An improved survival of smokers who quit smoking at diagnosis of lung cancer has been established in particular for early stages of lung cancer but data from routine clinical practice are scarce. Moreover, apart from studies focusing on lung cancer with an oncogenic driver mutation, the prognosis of never-smokers and long-term non-smokers (“non-smokers”) has not been studied.

Methods

We retrospectively analysed overall survival (OS) in all patients diagnosed with SCLC (171) and NSCLC (713) at our institutions from 2006 to 2014. In a case-control analysis matched for histology, gender, stage, and performance state, we compared non-smokers with quitters at diagnosis of lung cancer and continuing smokers.
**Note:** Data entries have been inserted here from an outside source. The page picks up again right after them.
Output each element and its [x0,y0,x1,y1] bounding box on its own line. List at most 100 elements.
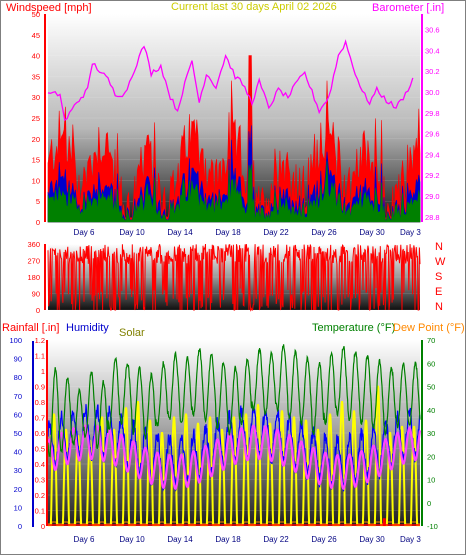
temperature-tick-label: 70 [427,336,435,345]
windspeed-tick-label: 25 [32,114,40,123]
wind-day-label: Day 30 [359,228,385,237]
barometer-line [47,39,414,122]
barometer-tick-label: 29.0 [425,192,440,201]
barometer-tick-label: 28.8 [425,213,440,222]
humidity-tick-label: 90 [14,355,22,364]
barometer-axis: 28.8 29.0 29.2 29.4 29.6 29.8 30.0 30.2 30.4 30.6 [421,14,440,222]
direction-tick-label: 270 [27,257,40,266]
humidity-tick-label: 80 [14,373,22,382]
green-wind-area [47,161,421,223]
temperature-axis: -10 0 10 20 30 40 50 60 70 [421,336,438,531]
temperature-tick-label: 40 [427,406,435,415]
barometer-tick-label: 30.2 [425,67,440,76]
wind-day-label: Day 10 [119,228,145,237]
temperature-tick-label: 30 [427,429,435,438]
barometer-label: Barometer [.in] [372,2,444,14]
humidity-tick-label: 60 [14,410,22,419]
barometer-tick-label: 30.6 [425,26,440,35]
wind-green-series [47,161,421,223]
temperature-tick-label: -10 [427,522,438,531]
barometer-tick-label: 30.0 [425,88,440,97]
temperature-tick-label: 50 [427,383,435,392]
compass-letter: N [435,301,443,313]
humidity-tick-label: 0 [18,522,22,531]
wind-direction-series [47,243,421,312]
rainfall-tick-label: 0.1 [35,507,45,516]
rainfall-tick-label: 0.8 [35,398,45,407]
rain-day-label: Day 3 [400,535,421,544]
rain-day-label: Day 26 [311,535,337,544]
windspeed-axis-bar [44,14,46,222]
rain-day-label: Day 22 [263,535,289,544]
rain-day-axis: Day 6 Day 10 Day 14 Day 18 Day 22 Day 26 Day 3… [74,535,422,544]
humidity-label: Humidity [66,322,109,334]
temperature-tick-label: 0 [427,499,431,508]
barometer-tick-label: 29.6 [425,130,440,139]
direction-tick-label: 0 [36,306,40,315]
rainfall-tick-label: 0.6 [35,429,45,438]
temperature-label: Temperature (°F) [312,322,395,334]
humidity-tick-label: 100 [9,336,22,345]
humidity-tick-label: 50 [14,429,22,438]
wind-day-label: Day 26 [311,228,337,237]
windspeed-tick-label: 0 [36,218,40,227]
wind-day-label: Day 3 [400,228,421,237]
compass-letter: E [435,286,442,298]
humidity-tick-label: 70 [14,392,22,401]
rainfall-axis-bar [46,340,48,526]
direction-axis: 0 90 180 270 360 [27,240,46,315]
barometer-tick-label: 30.4 [425,46,440,55]
windspeed-tick-label: 30 [32,93,40,102]
rainfall-tick-label: 0.3 [35,476,45,485]
windspeed-label: Windspeed [mph] [6,2,92,14]
chart-subtitle: Current last 30 days April 02 2026 [171,1,337,13]
temperature-tick-label: 20 [427,452,435,461]
rainfall-tick-label: 1.2 [35,336,45,345]
humidity-tick-label: 40 [14,448,22,457]
wind-day-axis: Day 6 Day 10 Day 14 Day 18 Day 22 Day 26 Day 3… [74,228,422,237]
windspeed-tick-label: 10 [32,176,40,185]
wind-day-label: Day 14 [167,228,193,237]
windspeed-tick-label: 50 [32,10,40,19]
windspeed-tick-label: 40 [32,52,40,61]
temperature-axis-bar [421,340,423,526]
wind-day-label: Day 18 [215,228,241,237]
rainfall-tick-label: 0.4 [35,460,45,469]
barometer-axis-bar [421,14,423,222]
compass-letter: W [435,256,446,268]
direction-tick-label: 180 [27,273,40,282]
temperature-series [47,344,421,458]
rainfall-bar [382,518,386,526]
windspeed-tick-label: 35 [32,72,40,81]
rainfall-tick-label: 1 [41,367,45,376]
temperature-tick-label: 60 [427,359,435,368]
windspeed-axis: 0 5 10 15 20 25 30 35 40 45 50 [32,10,46,227]
direction-tick-label: 90 [32,290,40,299]
humidity-tick-label: 30 [14,466,22,475]
rainfall-tick-label: 0.9 [35,383,45,392]
direction-axis-bar [44,244,46,310]
rainfall-tick-label: 0 [41,522,45,531]
direction-tick-label: 360 [27,240,40,249]
wind-day-label: Day 22 [263,228,289,237]
rainfall-tick-label: 0.5 [35,445,45,454]
rainfall-tick-label: 1.1 [35,352,45,361]
humidity-average-series [46,424,422,490]
rainfall-tick-label: 0.7 [35,414,45,423]
rain-day-label: Day 30 [359,535,385,544]
rain-day-label: Day 18 [215,535,241,544]
windspeed-tick-label: 20 [32,135,40,144]
solar-label: Solar [119,327,145,339]
rainfall-label: Rainfall [.in] [2,322,59,334]
humidity-tick-label: 20 [14,485,22,494]
humidity-scale-bar [32,341,34,527]
rain-day-label: Day 10 [119,535,145,544]
rainfall-series [48,518,420,526]
barometer-tick-label: 29.8 [425,109,440,118]
barometer-tick-label: 29.2 [425,171,440,180]
windspeed-tick-label: 45 [32,31,40,40]
humidity-tick-label: 10 [14,503,22,512]
windspeed-tick-label: 15 [32,156,40,165]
These analyses were performed for the whole population and for SCLC, squamous-cell carcinoma (SCC), and adenocarcinoma (ADC).

Results

In the case-control population, non-smokers were 3–5 years older at diagnosis of lung cancer than quitters or smokers. Median OS was 13.9 months, which compares favourably with survival in other recent cohorts and clinical studies with similar populations. In localized lung cancer stages I-III, OS of non-smokers (22.2 mo) and continuing smokers (23.0 mo) was similar, but better in quitters (43.0 mo). In stage IV, there was no difference in the whole population, but analysis of histology subgroups revealed a trend towards poorer survival of non-smokers in SCLC and SCC. In ADC, the survival curves showed no difference between quitters and non-smokers until 28 months but then diverged in favour of non-smokers, pointing to two subpopulations which may be driver-mutation positive patients (better survival) and driver-mutation negative patients.

Conclusions

Favourable OS can be reached in a specialized lung cancer centre in routine clinical practice. The better survival of a subgroup of patients with metastasized ADC may be due to patients with driver mutation. Except for metastasized ADC, non-smokers with lung cancer do not have a better prognosis than smokers but develop lung cancer at a later age. The poor survival of non-smokers points to unknown risk factors. In localized disease stages, quitting smoking at diagnosis is associated with markedly improved survival.

Clinical trial identification

N/A.

Legal entity responsible for the study

Klinikum Esslingen

Funding

Klinikum Esslingen

Disclosure

All authors have declared no conflicts of interest.